La palabra profeta, tanto en el griego como en el hebreo, expresa la idea de que es instrumento de Dios, hombre de Dios que no ha de anunciar su propia palabra, sino la que el espíritu de Dios le inspira. Su principal tarea consistía en denunciar el pecado y cómo consecuencia de esto, llamar al pueblo al arrepentimiento.
Quisiera invitarte a observar la vida de uno de ellos que fue poderosamente utilizado por Dios. Tres momentos definen su vida y ministerio:
1. Su llamado (Jeremías 1:1-10)
Jeremías vivió hace 2600 años. Pertenecía a una familia de sacerdotes, razón por la cual tenía una sólida formación religiosa, y ocupaba un lugar de privilegio dentro de la sociedad. A él le toca vivir una época de crisis, sumamente convulsionada, llena de cambios e inseguridades. En ese contexto, es llamado por el Señor. Entendamos que en ese momento es llamado, pero hacía mucho tiempo que el Señor estaba trabajando en su vida: “Antes de que te formase en el vientre, te conocí, y antes que nacieses te santifiqué, y te di por profeta a las naciones” (Jeremías 1:5).
Esta verdad me recuerda a las palabras de Pablo: “Porque somos hechura suya, creados en Cristo Jesús para buenas obras, las cuales Dios preparó de antemano para que anduviésemos en ellas” (Efesios 2:10).
Una antigua canción lo expresa de esta manera: “Me emociona pensar que te hayas dedicado a planear cosas para mí”. Sin embargo, Jeremías pone dos excusas al llamado:
A. Sus capacidades: “No sé hablar”.
B. Su edad: “Soy un muchacho”.
La respuesta de Jeremías al llamado de Dios no es la excepción a la regla. Cuando Dios llamó a los hombres a los que más tarde utilizó, éstos respondieron con un “no” rotundo o en su defecto, con una serie interminable de excusas:
A. Moisés: “El pueblo que me diste es difícil”, “Soy tardo para hablar”.
B. Gedeón: “Soy pobre”, “Pertenezco a una familia insignificante”.
C. Jonás: se ahorró la excusa, tomando un barco en sentido contrario al que el Señor le había indicado.

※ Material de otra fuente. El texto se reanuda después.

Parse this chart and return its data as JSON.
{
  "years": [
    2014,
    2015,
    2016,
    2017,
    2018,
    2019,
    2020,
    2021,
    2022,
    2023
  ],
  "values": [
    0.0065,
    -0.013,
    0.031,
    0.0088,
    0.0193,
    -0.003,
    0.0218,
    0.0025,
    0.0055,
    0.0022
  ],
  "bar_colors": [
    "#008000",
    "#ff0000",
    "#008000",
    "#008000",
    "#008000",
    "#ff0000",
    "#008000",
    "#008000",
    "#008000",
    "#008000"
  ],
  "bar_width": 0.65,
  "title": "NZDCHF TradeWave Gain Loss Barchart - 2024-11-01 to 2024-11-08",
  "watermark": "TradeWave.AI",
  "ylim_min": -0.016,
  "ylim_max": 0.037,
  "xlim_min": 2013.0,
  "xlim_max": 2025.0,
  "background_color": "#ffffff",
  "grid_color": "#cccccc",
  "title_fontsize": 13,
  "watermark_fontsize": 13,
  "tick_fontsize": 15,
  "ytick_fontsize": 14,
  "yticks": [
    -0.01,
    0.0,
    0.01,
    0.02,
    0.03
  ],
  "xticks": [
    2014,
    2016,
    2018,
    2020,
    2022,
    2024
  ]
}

Si observamos el texto bíblico de manera integral, nos vamos a encontrar con una cantidad interminable de excusas: Abraham era viejo, Jacob inseguro, Lea sin atractivo, José fue abusado, Sansón codependiente, Rahab una inmoral, David tuvo una amante, Jeremías estaba deprimido, Noemí era viuda, Pedro impulsivo, Marta preocupada por todo, la samaritana fracasada en varios matrimonios, Tomás tuvo dudas, Pablo una salud pobre y Timoteo era tímido.
Frente a sus excusas, el Señor le dice: “No digas soy un niño, porque a todo lo que te envíe irás tú, y dirás todo lo que te mande”.
Le dice: “No pongas excusas, no las acepto”; “No cuento con tus excusas, cuento contigo”. La Biblia nos recuerda: “Él es quien nos salvó y nos escogió para su santa obra, no porque lo merecíamos sino porque estaba en su plan”.
Tú no eres salvo por buenas obras, sino por gracia, para hacer buenas obras. En el Reino de Dios tienes un lugar, un propósito, un rol y una función a cumplir. El Apóstol Pablo nos exhorta diciendo: “Teniendo en cuenta la misericordia de Dios… ofrezcan sus vidas como sacrificio vivo, enteramente dedicados a su servicio”.
“Señor, no quiero darte más excusas. Quiero serte fiel en lo mucho o en lo poco en que tú me pongas. Quiero dar lo mejor y confiar en ti, no en mis limitaciones”.